Je suis clair sur tout cela. . . et pourtant, je m’en fiche. Peu m’importe si l’université gratuite ne résoudra pas les inégalités. En tant que politique isolée, je sais que ce ne sera pas le cas. Peu m’importe qu’elle ne profite probablement qu’aux personnes les plus performantes parmi les personnes statistiquement non privilégiées — celles qui ont des résultats aux tests, un savoir-faire ou des moyens financiers supérieurs à la moyenne par rapport à leur cohorte. Malgré ces problèmes, le débat d’aujourd’hui sur les frais de scolarité gratuits à l’université fait quelque chose d’extrêmement précieux. Il réintroduit le concept de bien public dans le discours sur l’enseignement supérieur — un concept que cinquante ans d’individuation, de fétiches d’efficacité et de dérive politique vers la droite ont presque complètement détruit l’enseignement supérieur. Nous n’avons plus de moyen de parler de l’éducation publique comme d’un bien collectif car même nous, défenseurs, avons adopté le langage de la concurrence. Le président Obama a justifié son plan de collège communautaire gratuit au motif que « Chaque Américain. . . devrait être en mesure d’acquérir les compétences et l’éducation nécessaires pour rivaliser et gagner dans l’économie du XXIe siècle. »Pendant ce temps, les boosters à but lucratif affirment que leurs institutions permettent un « meilleur accès” au collège pour le public. Mais l’accès à quel type d’éducation? Ceux d’entre nous qui croient en un enseignement supérieur viable et abordable ont besoin d’un langage différent. Vous ne pouvez pas vous organiser pour ce que vous ne pouvez pas nommer.

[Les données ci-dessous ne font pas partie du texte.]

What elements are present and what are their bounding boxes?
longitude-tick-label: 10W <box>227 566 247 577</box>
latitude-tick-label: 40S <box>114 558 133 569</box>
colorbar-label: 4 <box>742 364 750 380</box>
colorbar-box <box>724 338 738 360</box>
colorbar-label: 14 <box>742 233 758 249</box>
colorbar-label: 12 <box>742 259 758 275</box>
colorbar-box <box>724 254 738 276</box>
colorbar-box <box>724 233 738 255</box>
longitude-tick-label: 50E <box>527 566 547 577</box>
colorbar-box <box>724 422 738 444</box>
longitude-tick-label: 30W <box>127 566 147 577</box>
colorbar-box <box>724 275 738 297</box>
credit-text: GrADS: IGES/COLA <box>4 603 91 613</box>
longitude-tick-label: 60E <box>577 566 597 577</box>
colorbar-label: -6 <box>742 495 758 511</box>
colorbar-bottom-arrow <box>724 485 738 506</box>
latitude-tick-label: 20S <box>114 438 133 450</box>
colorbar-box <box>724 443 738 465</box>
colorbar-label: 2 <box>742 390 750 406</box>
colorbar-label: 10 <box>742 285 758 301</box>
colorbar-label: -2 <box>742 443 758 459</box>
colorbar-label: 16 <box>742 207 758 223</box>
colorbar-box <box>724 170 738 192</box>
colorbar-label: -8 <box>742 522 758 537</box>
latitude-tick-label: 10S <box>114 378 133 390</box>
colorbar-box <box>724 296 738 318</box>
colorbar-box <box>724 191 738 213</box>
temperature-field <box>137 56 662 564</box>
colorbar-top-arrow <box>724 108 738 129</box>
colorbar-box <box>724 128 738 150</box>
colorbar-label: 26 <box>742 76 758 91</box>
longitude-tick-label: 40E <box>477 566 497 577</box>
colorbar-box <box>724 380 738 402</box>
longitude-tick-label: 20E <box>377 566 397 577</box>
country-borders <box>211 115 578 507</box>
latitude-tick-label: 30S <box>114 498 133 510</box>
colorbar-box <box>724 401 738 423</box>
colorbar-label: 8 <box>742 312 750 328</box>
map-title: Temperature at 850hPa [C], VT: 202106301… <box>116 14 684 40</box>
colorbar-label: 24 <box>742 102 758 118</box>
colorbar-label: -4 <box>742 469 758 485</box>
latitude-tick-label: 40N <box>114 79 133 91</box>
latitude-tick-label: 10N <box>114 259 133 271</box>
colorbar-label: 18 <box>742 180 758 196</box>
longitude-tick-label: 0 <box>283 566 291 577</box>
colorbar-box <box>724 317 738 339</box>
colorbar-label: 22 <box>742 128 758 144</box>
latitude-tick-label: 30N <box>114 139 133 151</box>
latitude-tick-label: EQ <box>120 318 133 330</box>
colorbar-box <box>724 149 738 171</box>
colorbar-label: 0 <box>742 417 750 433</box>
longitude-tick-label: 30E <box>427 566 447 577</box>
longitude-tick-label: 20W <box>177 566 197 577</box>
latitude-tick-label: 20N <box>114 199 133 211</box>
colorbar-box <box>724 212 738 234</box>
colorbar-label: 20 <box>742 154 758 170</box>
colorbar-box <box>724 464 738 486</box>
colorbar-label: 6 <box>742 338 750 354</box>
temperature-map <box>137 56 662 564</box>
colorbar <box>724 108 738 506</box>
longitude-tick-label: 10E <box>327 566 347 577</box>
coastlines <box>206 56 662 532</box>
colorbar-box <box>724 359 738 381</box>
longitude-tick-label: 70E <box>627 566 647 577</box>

Déjà, le débat sur la gratuité de l’université nous a tous obligés à réfléchir à ce à quoi sert l’enseignement supérieur. Nous dépoussiérons de vieux mots comme classe, race et travail. Nous cherchons même de nouveaux mots comme  » précariat  » et  » dette de génération « .” Le Collectif de la dette en est un excellent exemple. Le groupe de centaines d’étudiants et de diplômés de collèges (pour la plupart) à but lucratif fait le travail acharné de former une identité basée sur la classe autour de la dette par opposition au travail ou au revenu. La conversation culturelle plus large sur la dette étudiante, à laquelle les plans de collège gratuits sont une réponse, ouvre la voie à ce genre de travail. Le bien de ces conversations l’emporte pour moi sur le potentiel de démocratisation limité de l’université libre.

Tressie McMillan Cottom est professeure adjointe de sociologie à l’Université du Commonwealth de Virginie et rédactrice en chef de Dissent. Son livre Lower Ed: La Nouvelle presse montre comment les Collèges à but lucratif Approfondissent les inégalités.

Cet article fait partie du numéro spécial de Dissidence de « Arguments à gauche. » Cliquez pour lire les arguments de Matt Bruenig et Mike Konczal.